" 'Pauvre petit chat !' s'écria-t-elle enfin, et ces mots furent pour Maisie une épitaphe sur la tombe de son enfance."
Maisie a trois ans lorsque ses parents divorcent. Chacun d'entre eux voulant la garder pour elle - ou aucun des deux ne voulant vraiment s'occuper d'elle ?- elle est partagée entre son père et sa mère : six mois chez l'un, à entendre du mal de l'autre ; six mois chez l'autre, à entendre le premier se faire maudire. De ce qui se passe chez son père, sa mère ne veut pas en entendre parler ; et parler de sa mère est impensable chez son père.
A chaque maison sa vie et à chaque maison sa gouvernante : la charmante Miss Overmore chez son père, et la vieille et maternelle Mrs Wix chez sa mère.
Bien entendu, son père va épouser la jeune et jolie gouvernante, qui deviendra Mrs Beale, tandis que sa mère va trouver un homme charmant dans la personne de Sir Claude. Sir Claude est si beau que toutes en tombent amoureusent : Mrs Wix, bien sûr, mais aussi Mrs Beale, rapprochée du beau jeune homme par la petite Maisie. Et les sentiments que Maisie portent à son beau-père sont trop forts pour n'être que filiaux...
C'est un très beau roman que nous offre Henri James. Pour tout vous dire, c'est un roman qui me réconcilie avec James : depuis ma tentative avortée des Ailes de la Colombe, il y a 6 ou 7 ans, James ne me tentait plus. Mais là, dans la délicate traduction de Marguerite Yourcenar, j'ai retrouvé tout ce que j'aimais en lui. Son regard sur le monde, et sur le monde adulte surtout, est d'une cruauté au scalpel. Sous les remarques détachées, se déroule en creux le portrait de parents inconséquents, égoïstes, abandonnant leur fille à leurs nouveaux époux. Nouveaux époux eux-même plus intéressés par la découverte de l'amour, et par la manière dont ils peuvent utiliser Maisie pour se rapprocher l'un de l'autre.
La seule animée de sentiments maternels est Mrs Wix, avec toute sa maladresse et son intelligence relative. Mais en peu de temps, l'amour va elle aussi la troubler et la conduire à négliger la petite fille.

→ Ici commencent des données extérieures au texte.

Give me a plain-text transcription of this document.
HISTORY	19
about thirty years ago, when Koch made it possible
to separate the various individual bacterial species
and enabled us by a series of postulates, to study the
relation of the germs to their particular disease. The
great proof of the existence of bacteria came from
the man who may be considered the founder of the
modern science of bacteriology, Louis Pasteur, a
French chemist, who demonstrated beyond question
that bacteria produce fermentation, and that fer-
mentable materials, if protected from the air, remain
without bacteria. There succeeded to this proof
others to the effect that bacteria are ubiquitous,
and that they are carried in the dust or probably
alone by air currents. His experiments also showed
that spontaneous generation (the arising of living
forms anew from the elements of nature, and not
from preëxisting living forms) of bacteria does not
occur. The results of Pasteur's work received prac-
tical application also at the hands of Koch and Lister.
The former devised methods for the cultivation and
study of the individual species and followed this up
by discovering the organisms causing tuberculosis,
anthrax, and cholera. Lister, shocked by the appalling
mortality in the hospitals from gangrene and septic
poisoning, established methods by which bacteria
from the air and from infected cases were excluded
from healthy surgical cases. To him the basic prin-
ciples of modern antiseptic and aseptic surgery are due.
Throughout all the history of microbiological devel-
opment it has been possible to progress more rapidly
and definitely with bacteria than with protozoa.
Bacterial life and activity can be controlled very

Au milieu de ce monde d'adultes, l'enfant, avec son regard naïf et pur. C'est Maisie qui nous sert de lien avec ce monde, et entendre ces relations adultes vues par ses yeux d'enfants, a un côté très humoristique - et légèrement malsain en même temps : "le monsieur qui est avec maman. Est-ce que ça n'arrangerait pas les choses, comme ça les arrange que vous soyez ma gouvernante chez papa ?".
Un très beau morceaux de psychologie, et servi par une langue délicate et raffinée.